Ministro André de Paula celebrou avanços e traçou metas ambiciosas para o campo. A colaboração entre governo e setor produtivo foi apontada como chave para superar desafios e expandir exportações.
O ministro da Agricultura e Pecuária, André de Paula, destacou nesta terça-feira (2) a relevância da colaboração entre o governo e o setor produtivo para enfrentar desafios e apresentou um panorama de conquistas e metas ambiciosas para o agronegócio brasileiro. Durante sua participação no painel “Diálogo, inovação e crescimento: o novo momento do agronegócio brasileiro”, no Conselho do Agronegócio da Associação Comercial de São Paulo (ACSP), o ministro reiterou o compromisso com o desenvolvimento e a inovação no campo.
De Paula enfatizou a abertura de novos mercados internacionais para os produtos brasileiros e mencionou que, desde a saída do ex-ministro Carlos Fávaro, que deixou o ministério com 555 mercados abertos, o número já aumentou para 616, com a meta de alcançar 700. Ele atribuiu parte desse êxito ao envolvimento pessoal do presidente da República, Luiz Inácio Lula da Silva, que, segundo ele, “tem muito prazer em se envolver pessoalmente nessas questões”.

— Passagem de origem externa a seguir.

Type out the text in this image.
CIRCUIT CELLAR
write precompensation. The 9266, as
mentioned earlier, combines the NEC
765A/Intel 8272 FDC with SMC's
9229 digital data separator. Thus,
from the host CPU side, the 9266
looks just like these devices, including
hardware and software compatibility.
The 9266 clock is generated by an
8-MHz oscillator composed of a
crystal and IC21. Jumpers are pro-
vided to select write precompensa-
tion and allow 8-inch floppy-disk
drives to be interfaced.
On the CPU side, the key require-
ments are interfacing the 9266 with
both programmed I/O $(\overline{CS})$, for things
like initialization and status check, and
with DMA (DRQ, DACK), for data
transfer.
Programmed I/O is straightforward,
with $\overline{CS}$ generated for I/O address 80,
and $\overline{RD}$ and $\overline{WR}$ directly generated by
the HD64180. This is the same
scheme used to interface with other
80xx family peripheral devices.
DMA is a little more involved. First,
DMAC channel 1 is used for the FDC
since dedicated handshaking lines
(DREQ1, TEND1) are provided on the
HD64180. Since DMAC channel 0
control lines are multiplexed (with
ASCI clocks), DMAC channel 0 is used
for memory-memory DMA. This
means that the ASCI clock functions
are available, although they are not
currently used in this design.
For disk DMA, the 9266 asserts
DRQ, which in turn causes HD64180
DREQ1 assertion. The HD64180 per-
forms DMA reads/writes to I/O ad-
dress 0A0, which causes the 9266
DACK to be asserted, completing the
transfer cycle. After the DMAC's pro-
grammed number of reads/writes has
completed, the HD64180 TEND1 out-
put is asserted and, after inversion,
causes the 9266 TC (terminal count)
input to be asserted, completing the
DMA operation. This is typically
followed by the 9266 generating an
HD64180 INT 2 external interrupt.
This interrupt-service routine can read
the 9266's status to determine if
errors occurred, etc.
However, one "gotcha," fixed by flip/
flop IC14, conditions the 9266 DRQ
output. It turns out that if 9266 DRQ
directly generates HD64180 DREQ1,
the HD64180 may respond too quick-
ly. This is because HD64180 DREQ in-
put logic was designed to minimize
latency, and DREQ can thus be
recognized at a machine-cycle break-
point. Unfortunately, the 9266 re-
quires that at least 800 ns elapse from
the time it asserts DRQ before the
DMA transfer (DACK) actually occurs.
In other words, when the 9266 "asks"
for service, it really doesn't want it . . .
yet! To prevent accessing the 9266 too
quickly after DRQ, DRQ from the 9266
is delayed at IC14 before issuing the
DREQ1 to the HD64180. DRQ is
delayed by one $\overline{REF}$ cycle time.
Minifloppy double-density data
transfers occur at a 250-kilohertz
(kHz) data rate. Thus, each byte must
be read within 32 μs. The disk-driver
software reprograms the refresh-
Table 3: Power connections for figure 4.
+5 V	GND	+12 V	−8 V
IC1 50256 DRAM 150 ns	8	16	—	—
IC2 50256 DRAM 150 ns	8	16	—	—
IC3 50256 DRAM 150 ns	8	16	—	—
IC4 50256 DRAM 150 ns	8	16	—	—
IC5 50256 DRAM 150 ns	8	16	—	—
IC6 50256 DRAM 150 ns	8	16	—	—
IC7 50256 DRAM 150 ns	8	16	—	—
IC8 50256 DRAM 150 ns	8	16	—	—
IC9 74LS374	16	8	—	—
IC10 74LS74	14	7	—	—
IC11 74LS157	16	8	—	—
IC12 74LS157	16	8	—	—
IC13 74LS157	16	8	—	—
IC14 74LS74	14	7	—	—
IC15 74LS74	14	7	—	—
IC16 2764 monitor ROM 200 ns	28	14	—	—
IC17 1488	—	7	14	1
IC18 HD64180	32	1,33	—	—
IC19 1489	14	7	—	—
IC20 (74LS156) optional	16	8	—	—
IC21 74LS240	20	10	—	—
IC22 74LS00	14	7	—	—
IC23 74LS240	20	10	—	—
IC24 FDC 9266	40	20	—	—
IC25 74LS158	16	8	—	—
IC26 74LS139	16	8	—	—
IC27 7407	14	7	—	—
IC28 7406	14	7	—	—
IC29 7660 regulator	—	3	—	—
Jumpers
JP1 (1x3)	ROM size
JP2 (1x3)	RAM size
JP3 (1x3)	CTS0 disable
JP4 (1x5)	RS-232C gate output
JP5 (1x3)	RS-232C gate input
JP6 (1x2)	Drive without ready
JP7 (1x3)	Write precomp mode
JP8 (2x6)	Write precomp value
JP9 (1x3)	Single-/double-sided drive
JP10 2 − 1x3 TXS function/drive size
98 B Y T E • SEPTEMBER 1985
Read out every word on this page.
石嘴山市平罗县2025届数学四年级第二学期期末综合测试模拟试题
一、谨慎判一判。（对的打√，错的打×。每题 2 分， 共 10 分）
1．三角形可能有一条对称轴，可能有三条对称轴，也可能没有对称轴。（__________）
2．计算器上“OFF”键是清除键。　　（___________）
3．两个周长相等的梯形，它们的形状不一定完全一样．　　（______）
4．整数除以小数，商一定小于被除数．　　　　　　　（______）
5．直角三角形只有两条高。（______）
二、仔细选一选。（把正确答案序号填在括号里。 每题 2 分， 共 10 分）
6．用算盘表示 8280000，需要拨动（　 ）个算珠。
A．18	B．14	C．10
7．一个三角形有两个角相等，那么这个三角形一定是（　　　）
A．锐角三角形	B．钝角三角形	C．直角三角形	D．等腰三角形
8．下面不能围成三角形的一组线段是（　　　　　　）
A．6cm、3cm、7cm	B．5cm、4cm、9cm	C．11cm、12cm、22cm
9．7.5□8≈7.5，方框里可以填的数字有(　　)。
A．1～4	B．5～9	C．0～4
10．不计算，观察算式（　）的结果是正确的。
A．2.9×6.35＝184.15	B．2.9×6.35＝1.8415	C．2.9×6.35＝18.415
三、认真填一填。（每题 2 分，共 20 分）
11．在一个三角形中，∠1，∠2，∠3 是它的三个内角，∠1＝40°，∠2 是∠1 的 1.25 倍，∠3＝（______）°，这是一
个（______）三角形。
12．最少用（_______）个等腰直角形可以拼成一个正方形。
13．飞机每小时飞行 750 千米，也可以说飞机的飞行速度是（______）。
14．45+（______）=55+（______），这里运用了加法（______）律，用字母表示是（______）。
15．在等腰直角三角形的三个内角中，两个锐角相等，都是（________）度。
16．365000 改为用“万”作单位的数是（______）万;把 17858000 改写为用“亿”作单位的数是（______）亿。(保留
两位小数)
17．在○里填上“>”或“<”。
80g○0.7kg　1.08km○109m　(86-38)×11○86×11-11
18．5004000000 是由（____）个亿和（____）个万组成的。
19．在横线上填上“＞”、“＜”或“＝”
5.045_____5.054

Entre as conquistas recentes, o ministro citou a abertura do mercado do Vietnã e a ampliação da presença brasileira na China, que é o principal destino dos produtos agrícolas do país. A formalização pela China de que o Brasil é um país livre de febre aftosa sem vacinação foi destacado como um resultado de negociações diplomáticas intensas.
De Paula também mencionou a Empresa Brasileira de Pesquisa Agropecuária (Embrapa) como um pilar estratégico para o agronegócio e destacou um aumento nos investimentos em pesquisa, que agora são três vezes maiores. Ele falou sobre a inauguração de um escritório da Embrapa na capital paulista, em parceria com a presidente do órgão, Silvia Massruhá.
“Em São Paulo, nós já temos cinco unidades da Embrapa, mas nós precisávamos ter um escritório que tivesse foco em negócios e que fosse aqui na capital. Também assinamos um termo de cooperação muito importante com o Carrefour, que visa qualificar e capacitar os nossos produtores que fornecem para essa rede de supermercados”, disse.
O ministro informou ainda que, após 15 anos sem concurso público, a Embrapa realizou um certame para preencher 1.027 vagas, com a possibilidade de acréscimo de 25%, totalizando 1.300 novos profissionais. “A reinclusão da Embrapa no Programa de Aceleração do Crescimento (PAC) garantiu um aporte de R$ 1 bilhão para a renovação de sua estrutura, permitindo a inauguração de novas unidades, como a Embrapa Territórios em Alagoas”, explicou.
Em relação à infraestrutura, De Paula destacou o programa de recuperação de estradas vicinais e rurais, que visa restaurar cerca de 8 mil km de vias, facilitando o escoamento da produção e o acesso dos produtores.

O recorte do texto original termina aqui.